Analysis of solar tower plant performance influenced by atmospheric attenuation at different temporal resolutions related to aerosol optical depth

摘要

The optical losses associated with the attenuation of the reflected direct irradiance by the heliostats along the optical path to the receiver may be significant in large solar tower plants. This phenomenon, known as atmospheric attenuation loss, may have a stronger impact at those tower plants where high aerosol loads are expected. Performance models like the System Advisor Model (SAM) and the ray-tracing models (DELSOL, MIRVAL) usually estimate the atmospheric attenuation loss by a polynomial expression which is function of the slant range (the optical path between the heliostat and the receiver).
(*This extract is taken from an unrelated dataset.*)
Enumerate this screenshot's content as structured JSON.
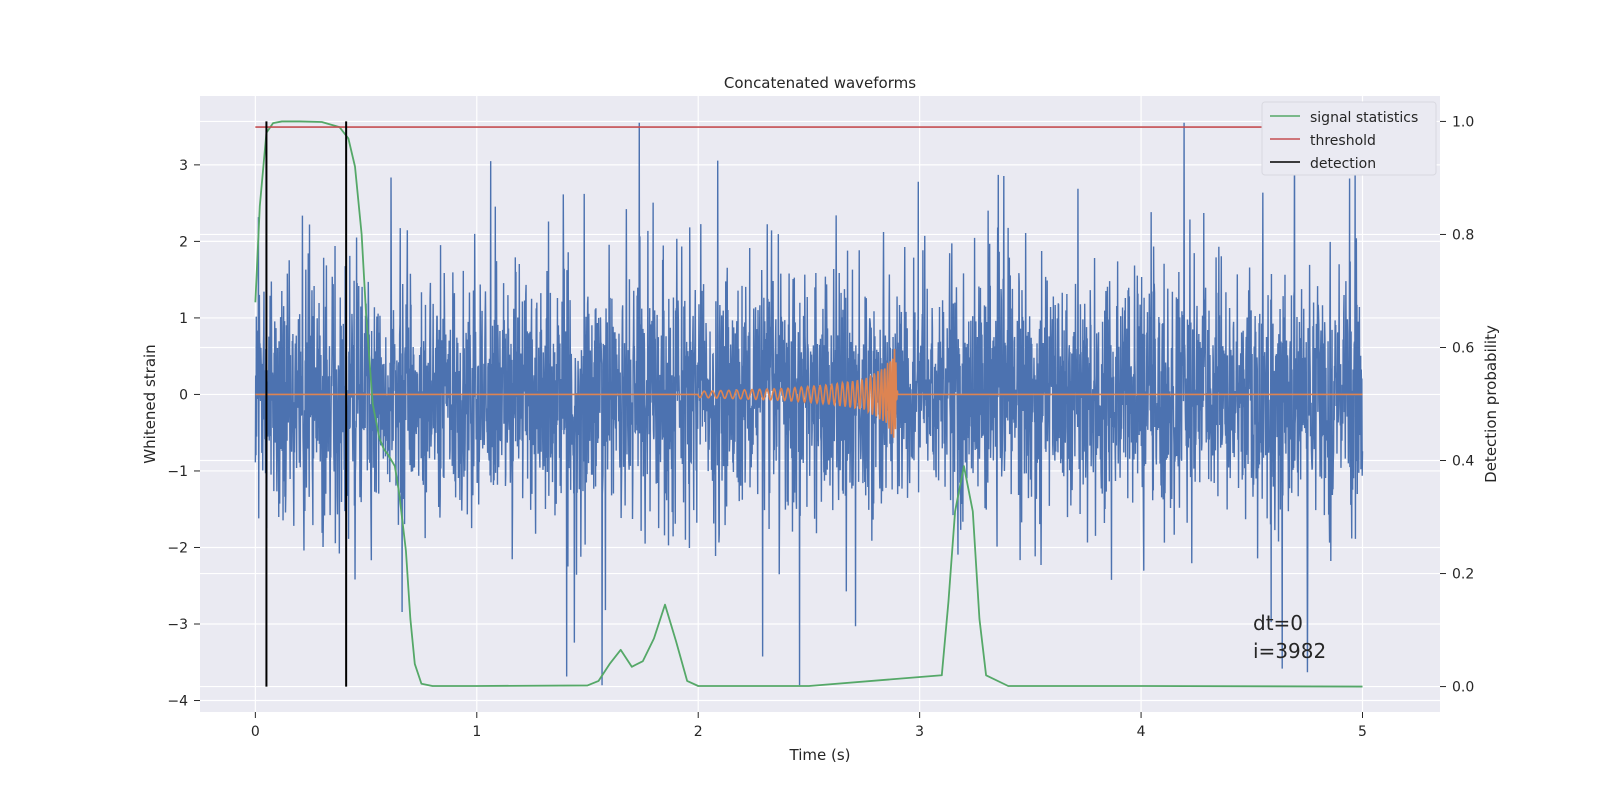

Most of the polynomial models proposed to determine this optical loss use two established extreme attenuating conditions corresponding to a clear or hazy atmosphere. This paper presents a sensitivity study of the impact of time-dependent variability of the atmospheric attenuation in the yield performance of two reference large solar tower plants (one similar to Ivanpah 1 and the other one to Crescent Dunes as examples of direct steam and molten salt tower plants, respectively). Five sites have been selected from the AERONET ground station network to obtain the aerosol loading at different time -scales: annual, monthly and daily. Multiple SAM runs have been performed to simulate the annual yield of each plant and site creating different inputs to the code corresponding to each time-scale condition. The results show a significant impact of the time-scale for modeling the atmospheric attenuation on the annual yield and daily energy output of the plant. Although the annual and monthly means produce some compensation of the impact, the differences in several particular days can be significant. Up to 20% difference in the daily energy output is found when the extinction is modeled as a steady-state polynomial representing the annual mean compared to the case of daily time-dependent variability of the attenuation. The sensitivity results presented here show that for more realistic yield performance calculations in solar tower plants, particularly at desert and arid climates, the modeling of the atmospheric attenuation should be performed in a time-dependent way according to the climatological variability conditions characteristic of the site.